Le premier, De notre responsabilité pour la justice. Penser le politique avec Iris M. Young, est une remarquable introduction, intelligente et utile, à l’une des plus grandes figures de la philosophie politique contemporaine nord-américaine, largement méconnue ou ignorée en monde français. Mais pas seulement. En effet, constitué de quatre articles écrits avec finesse, compétence et courage par des auteurs qui possèdent et dominent avec hauteur de vue leurs objets de pensée, ce dossier est aussi un véritable acte, pour ne pas dire un manifeste, de philosophie politique. Un acte qui ne tourne pas vers la nostalgie d’un passé regretté mais vers l’avenir. Il prend pour cela à bras-le-corps, en pensant avec et à partir de Young, des notions aussi fondamentales que celles de justice, de démocratie et de responsabilité politique tant publique qu’individuelle.

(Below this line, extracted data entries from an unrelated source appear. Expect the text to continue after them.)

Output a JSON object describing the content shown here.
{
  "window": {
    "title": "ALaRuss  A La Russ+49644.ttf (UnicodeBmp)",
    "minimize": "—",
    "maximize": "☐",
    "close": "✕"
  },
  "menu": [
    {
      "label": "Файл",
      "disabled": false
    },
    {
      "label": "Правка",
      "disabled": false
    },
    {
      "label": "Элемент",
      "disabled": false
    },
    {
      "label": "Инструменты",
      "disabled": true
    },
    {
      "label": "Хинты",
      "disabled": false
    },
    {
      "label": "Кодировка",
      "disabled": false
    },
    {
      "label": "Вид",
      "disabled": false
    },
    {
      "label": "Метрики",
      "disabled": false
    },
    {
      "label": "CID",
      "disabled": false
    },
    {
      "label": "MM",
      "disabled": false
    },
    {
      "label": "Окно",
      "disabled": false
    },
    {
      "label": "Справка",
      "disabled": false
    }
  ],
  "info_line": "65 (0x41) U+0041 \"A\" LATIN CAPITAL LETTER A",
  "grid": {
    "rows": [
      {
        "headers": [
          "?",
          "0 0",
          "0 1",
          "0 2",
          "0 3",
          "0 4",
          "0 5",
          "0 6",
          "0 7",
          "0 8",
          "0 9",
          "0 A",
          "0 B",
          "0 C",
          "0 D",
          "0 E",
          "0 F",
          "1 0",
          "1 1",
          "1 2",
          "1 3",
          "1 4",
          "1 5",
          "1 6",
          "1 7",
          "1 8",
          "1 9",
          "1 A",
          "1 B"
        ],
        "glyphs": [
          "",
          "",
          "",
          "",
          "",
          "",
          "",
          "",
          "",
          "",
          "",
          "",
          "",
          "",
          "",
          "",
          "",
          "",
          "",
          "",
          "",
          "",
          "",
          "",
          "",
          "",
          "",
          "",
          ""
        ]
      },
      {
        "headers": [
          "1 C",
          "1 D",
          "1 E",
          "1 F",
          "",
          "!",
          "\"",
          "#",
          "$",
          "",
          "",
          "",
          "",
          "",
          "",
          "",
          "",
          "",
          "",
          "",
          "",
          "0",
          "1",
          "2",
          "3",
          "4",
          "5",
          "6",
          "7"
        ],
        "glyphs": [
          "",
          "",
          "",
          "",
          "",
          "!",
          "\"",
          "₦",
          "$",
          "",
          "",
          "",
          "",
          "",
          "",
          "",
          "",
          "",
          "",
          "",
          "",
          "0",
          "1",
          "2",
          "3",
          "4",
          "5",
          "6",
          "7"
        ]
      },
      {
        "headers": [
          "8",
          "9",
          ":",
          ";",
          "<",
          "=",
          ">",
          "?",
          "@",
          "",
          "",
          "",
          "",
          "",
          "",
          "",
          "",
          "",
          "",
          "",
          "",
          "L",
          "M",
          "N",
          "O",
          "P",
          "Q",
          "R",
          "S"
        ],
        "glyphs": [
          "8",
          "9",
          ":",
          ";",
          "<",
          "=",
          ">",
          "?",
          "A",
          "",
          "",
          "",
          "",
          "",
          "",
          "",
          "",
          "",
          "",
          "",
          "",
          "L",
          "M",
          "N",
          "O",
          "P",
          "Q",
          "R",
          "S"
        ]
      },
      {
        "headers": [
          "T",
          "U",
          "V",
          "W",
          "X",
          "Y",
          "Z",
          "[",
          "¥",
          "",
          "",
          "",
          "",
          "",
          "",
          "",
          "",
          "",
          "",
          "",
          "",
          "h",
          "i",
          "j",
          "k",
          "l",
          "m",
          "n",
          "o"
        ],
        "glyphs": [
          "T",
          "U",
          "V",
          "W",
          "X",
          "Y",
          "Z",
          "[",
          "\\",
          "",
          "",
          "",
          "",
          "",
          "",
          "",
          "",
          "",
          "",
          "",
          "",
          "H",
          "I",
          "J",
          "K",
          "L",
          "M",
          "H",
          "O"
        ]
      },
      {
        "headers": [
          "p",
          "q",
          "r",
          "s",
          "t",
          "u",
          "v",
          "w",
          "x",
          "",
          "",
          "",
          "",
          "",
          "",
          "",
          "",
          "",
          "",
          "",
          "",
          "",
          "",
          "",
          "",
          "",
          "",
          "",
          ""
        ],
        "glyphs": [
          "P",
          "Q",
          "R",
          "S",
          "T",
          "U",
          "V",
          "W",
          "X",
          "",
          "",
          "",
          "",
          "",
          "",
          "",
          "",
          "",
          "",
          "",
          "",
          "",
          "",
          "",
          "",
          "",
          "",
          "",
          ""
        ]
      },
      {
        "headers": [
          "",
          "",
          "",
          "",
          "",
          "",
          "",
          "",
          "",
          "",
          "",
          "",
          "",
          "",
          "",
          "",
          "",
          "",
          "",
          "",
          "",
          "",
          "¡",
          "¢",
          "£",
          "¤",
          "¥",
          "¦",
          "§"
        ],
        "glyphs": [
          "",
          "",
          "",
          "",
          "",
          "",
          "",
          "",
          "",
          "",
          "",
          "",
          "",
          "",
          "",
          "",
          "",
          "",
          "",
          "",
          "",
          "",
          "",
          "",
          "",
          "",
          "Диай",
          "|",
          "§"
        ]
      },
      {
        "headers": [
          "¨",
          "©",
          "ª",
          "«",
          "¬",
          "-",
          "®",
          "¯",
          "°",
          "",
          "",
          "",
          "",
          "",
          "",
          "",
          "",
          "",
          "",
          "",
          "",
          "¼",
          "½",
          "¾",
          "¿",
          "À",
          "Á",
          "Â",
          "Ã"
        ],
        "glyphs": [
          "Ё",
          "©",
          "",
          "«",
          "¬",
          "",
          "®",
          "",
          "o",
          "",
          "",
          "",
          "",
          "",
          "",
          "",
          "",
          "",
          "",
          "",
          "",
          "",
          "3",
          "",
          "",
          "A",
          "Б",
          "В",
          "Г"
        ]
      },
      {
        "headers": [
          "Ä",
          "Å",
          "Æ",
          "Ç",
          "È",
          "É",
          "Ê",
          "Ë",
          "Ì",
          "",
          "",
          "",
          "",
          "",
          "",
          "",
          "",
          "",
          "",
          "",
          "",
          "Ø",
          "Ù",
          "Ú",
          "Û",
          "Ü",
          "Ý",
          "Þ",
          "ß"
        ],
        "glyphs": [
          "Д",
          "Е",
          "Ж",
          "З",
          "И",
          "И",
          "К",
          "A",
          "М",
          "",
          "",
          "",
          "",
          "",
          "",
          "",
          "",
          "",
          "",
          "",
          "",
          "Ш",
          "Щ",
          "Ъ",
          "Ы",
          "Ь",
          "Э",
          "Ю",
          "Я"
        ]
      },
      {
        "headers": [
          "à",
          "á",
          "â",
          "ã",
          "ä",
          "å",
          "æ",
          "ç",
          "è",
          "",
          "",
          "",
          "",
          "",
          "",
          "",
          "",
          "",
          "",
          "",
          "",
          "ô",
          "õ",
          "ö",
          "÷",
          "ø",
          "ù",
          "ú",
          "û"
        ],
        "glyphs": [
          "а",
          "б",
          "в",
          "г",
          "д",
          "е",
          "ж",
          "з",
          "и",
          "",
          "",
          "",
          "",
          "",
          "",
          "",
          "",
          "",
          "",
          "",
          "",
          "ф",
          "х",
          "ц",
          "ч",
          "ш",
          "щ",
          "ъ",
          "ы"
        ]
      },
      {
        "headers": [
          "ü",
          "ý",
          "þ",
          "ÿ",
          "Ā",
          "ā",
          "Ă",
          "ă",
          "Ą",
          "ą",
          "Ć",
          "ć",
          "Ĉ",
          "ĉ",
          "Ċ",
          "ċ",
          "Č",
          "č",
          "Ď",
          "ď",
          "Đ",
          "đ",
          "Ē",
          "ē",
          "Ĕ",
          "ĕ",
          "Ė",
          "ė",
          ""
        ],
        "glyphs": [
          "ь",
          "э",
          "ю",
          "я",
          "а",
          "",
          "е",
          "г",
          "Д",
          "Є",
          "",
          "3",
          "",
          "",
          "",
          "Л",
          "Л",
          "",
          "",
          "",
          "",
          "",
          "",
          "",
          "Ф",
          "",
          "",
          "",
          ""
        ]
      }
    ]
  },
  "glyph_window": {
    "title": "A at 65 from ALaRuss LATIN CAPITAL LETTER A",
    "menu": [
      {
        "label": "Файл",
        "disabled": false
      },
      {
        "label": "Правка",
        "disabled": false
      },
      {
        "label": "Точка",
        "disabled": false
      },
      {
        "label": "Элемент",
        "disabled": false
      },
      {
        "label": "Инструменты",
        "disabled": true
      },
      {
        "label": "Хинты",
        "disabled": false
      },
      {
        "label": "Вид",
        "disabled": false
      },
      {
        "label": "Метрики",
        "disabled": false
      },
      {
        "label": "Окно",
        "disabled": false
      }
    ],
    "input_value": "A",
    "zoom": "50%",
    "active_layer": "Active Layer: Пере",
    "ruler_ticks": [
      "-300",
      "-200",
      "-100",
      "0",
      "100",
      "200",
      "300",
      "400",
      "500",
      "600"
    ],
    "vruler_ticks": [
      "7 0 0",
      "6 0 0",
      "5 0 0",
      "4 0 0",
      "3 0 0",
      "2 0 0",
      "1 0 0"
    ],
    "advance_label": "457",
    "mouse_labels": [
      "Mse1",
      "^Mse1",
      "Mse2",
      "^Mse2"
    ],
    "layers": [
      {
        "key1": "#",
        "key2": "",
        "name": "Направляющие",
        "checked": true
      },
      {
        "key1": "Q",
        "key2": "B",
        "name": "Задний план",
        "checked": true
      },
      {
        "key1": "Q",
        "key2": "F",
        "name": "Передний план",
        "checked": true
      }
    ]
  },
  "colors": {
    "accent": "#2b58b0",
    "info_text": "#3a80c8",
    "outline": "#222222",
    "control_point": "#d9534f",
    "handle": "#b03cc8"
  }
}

Ainsi le dossier aborde le problème de la justice dans des sociétés maillées de multiples pratiques culturelles souvent en tension, voire en opposition les unes avec les autres ; des sociétés tissées, pour la plupart aujourd’hui, de « rapports sociaux de race » et qui sont ébranlées en leurs assises mêmes par des faits raciaux d’injustice. C’est alors le concept d’intégration lui-même qui peut et doit être réexaminé – particulièrement aux États-Unis, mais aussi en France. Le dossier aborde aussi le problème de la démocratie, dont on voit combien à notre époque elle peut être menacée en son essence et ses principes mêmes. Il le fait en s’intéressant au rôle des groupes sociaux, en leurs capacités à être des lieux possibles d’une pratique délibérative de la discussion et des savoirs, à condition de les appréhender à partir non pas d’un critère d’identité – culturelle, religieuse, idéologique, de genre etc. – mais d’une fonction de démocratisation de la société, par l’exercice de la délibération politique et sociale que ces groupes peuvent permettre et favoriser en leur sein. Enfin, le dossier aborde, d’une part, la question de la responsabilité politique dans la mondialisation, en traitant le problème des injustices structurelles qui lui sont liées ; d’autre part, la responsabilité politique de l’individu du point de vue de sa participation sociale à l’injustice de la société dont il est membre ou de l’État dont il est citoyen.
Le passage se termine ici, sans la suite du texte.